Phenotype-Directed Discovery of Antibacterials

With antibacterial resistance on the rise, there is an urgent need for new, effective, and safe antibiotics to be brought to clinic as quickly as possible. Although many antibiotics have been developed using conventional drug development approaches, these have their limitations, with drug attrition rates >95%. Activity-directed synthesis (ADS) is one technique developed to speed up early drug development and reduce the time invested in the development of inactive compounds. Catalytic reactions are harnessed, as they can form multiple different products from common substrates, and reactions are performed in a microscale format, with mixtures being screened, without purification, against the selected target.

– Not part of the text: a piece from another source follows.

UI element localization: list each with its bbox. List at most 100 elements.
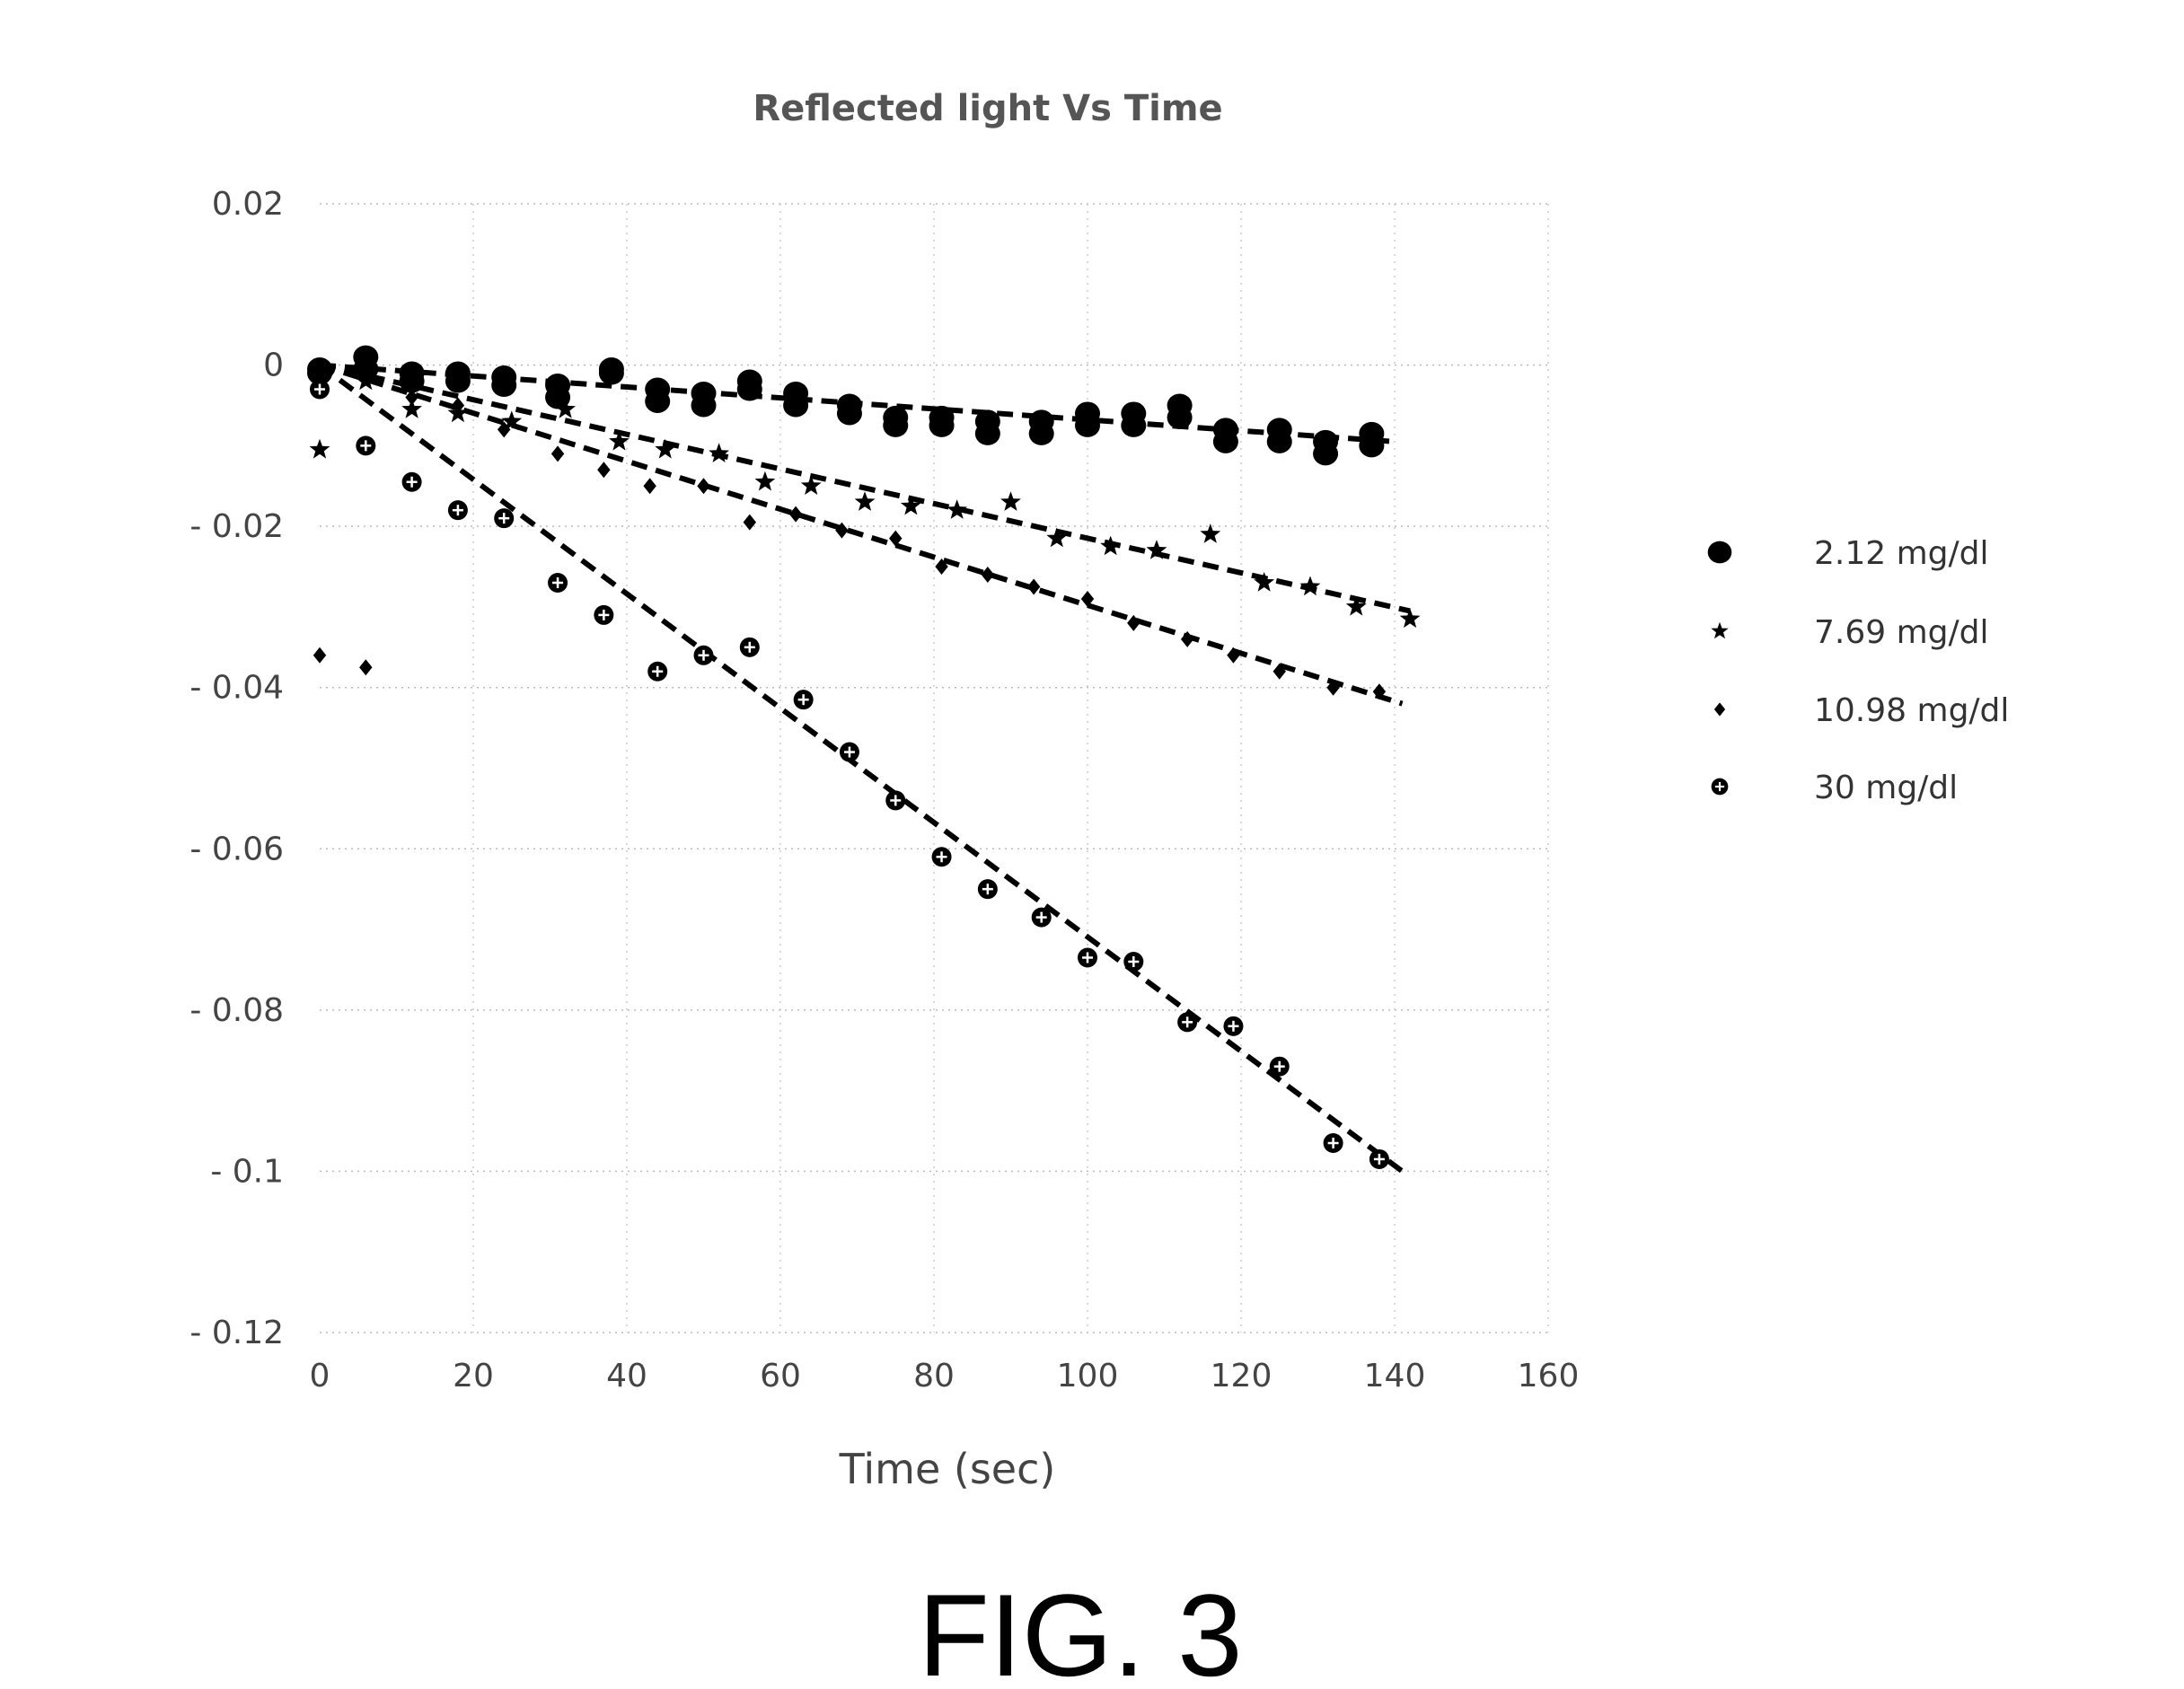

This thesis initially shows how ADS, driven by a phenotypic assay, can be harnessed to expand the structure-activity relationships (SAR) of a class of antibacterials by designing, executing, and screening an array of 200 reactions based on Pd-catalysed carbonylation chemistry, without purification of individual products. LC-MS analysis of a random 10% of reaction wells confirmed significant conversion to bioactive products. Results show the discovery of new micromolar active antibacterial ligands based on a 4(3H)-quinazolinone core that possess antibacterial activity against multiple strains of S. aureus. Scale-up reactions were prioritised according to activity, and the structure of these products was elucidated. This approach therefore enabled rapid and efficient expansion of the SAR of antibacterials.
ADS was also utilised to aid in the discovery of novel antibacterial chemotypes. This was possible as arrays were designed with no known antibacterial fragments incorporated into them. Two arrays, with a total of 375 reactions based on Rh carbenoid chemistry were performed and mixtures were screened directly against S. aureus. After scale-up and purification, novel antibacterial compounds with micromolar activity were identified, confirming this approach could aid in antibacterial drug development. Active compounds were further assessed for both eukaryotic toxicity and activity against different bacterial strains to assess their use as an antibacterial. It was demonstrated that ADS also aided in the discovery of new chemosynthetic pathways to antibacterials. This project confirmed ADS has the potential to be of more general value in the discovery of new antibacterial classes.